The shocking and surprising revelation by MBIA – one the leading monoliners, i.e. bond insurers – that it has guaranteed $8.1 billion of collateralized debt obligations repackaging other CDOs and securities linked to subprime mortgages (i.e. it is holding the very risky CDOs of CDOs) – is the last drop in this monoliners’ farce: it is time for the credit rating agencies to downgrade most of these monoliners from their AAA rating status.

The forest issues is simple: a business – the monoliners’ insurance of securities and holding of risky ABS securities – that is fundamentally based on having a AAA rating is a business that does not deserve a AAA rating in the first place: it is clear to all that if a monoliner were to lose its AAA rating the essence of its business model would fail and such monoliner would have to close shop.

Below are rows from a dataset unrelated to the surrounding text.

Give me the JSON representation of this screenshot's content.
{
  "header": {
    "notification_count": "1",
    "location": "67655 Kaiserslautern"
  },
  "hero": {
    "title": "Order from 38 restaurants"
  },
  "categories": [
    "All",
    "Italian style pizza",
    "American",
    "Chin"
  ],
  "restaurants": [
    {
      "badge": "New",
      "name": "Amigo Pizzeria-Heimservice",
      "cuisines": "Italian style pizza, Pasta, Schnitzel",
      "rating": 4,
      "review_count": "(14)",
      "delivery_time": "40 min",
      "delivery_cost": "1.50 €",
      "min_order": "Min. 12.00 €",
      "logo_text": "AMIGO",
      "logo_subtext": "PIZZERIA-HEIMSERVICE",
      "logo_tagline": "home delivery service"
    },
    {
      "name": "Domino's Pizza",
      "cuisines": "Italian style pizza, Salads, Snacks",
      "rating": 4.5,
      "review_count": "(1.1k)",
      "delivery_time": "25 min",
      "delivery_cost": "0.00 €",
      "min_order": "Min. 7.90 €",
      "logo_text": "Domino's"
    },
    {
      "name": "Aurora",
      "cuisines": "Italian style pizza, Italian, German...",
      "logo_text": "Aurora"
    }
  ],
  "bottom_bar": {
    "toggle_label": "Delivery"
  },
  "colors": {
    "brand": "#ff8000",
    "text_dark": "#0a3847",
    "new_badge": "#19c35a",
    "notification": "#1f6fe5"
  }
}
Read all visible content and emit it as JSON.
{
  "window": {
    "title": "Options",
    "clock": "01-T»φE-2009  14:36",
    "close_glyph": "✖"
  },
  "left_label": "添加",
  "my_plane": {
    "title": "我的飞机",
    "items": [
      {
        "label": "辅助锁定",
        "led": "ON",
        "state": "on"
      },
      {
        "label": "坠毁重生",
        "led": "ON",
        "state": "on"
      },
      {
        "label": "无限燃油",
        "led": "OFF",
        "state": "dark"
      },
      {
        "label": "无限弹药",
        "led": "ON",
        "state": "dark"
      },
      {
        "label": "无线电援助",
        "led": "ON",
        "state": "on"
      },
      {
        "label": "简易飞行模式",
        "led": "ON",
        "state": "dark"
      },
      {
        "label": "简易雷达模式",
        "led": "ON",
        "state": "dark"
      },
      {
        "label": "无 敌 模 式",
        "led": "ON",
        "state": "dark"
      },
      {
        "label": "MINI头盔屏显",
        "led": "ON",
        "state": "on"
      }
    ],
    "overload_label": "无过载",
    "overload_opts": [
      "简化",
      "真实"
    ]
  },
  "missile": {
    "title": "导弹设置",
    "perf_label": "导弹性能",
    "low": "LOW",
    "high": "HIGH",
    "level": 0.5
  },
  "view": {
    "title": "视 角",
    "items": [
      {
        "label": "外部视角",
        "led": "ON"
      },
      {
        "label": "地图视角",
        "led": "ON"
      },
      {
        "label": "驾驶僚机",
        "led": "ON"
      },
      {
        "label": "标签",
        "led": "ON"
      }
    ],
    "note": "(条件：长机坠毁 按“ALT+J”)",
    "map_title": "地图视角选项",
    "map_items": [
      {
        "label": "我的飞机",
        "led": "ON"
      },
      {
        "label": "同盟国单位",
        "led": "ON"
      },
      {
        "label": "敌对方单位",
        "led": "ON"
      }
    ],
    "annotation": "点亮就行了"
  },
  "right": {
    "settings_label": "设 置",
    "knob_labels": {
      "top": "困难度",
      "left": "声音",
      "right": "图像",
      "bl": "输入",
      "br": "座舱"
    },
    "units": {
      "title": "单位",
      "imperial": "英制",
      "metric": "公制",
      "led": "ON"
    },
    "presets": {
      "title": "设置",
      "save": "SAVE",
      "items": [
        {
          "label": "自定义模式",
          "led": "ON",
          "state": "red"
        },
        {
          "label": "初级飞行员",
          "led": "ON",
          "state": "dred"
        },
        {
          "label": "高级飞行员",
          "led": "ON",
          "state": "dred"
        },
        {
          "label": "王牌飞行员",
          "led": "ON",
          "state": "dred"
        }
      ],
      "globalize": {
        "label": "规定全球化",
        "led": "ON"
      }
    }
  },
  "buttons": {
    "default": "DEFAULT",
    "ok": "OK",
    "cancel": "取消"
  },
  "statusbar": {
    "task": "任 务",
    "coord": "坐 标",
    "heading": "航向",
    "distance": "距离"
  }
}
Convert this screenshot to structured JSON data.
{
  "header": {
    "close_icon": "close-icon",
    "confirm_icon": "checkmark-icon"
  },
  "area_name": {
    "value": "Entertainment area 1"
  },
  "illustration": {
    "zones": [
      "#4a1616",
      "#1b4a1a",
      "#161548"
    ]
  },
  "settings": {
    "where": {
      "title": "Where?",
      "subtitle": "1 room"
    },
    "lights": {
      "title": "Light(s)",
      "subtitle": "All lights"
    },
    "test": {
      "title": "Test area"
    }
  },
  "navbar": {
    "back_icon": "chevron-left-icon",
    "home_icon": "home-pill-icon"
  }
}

Add to this mess the fact that monoliners collectively insure $3,300bn of principal and interest (less than 30% of it ABS) with only a $22bn capital base. Of course a downgrade of monoliners will have a severe knock-on effect of potential downgrade on muni and other bond markets; analysts have estimated that such downgrades could cause losses writedowns of about $200bn. But these risks cannot be an excuse for not admitting that the monoliners don’t deserve an AAA rating. As long as monoliners were only in the muni bonds insurance business one could have made the argument that a prudent monoliner did deserve an AAA rating; but now that monoliners have vastly expanded in the ABS world of insuring toxic RMBSs, CDO, CDOs of CDOs and in some cases even holding these assets on their portfolios such an AAA rating does not make any sense.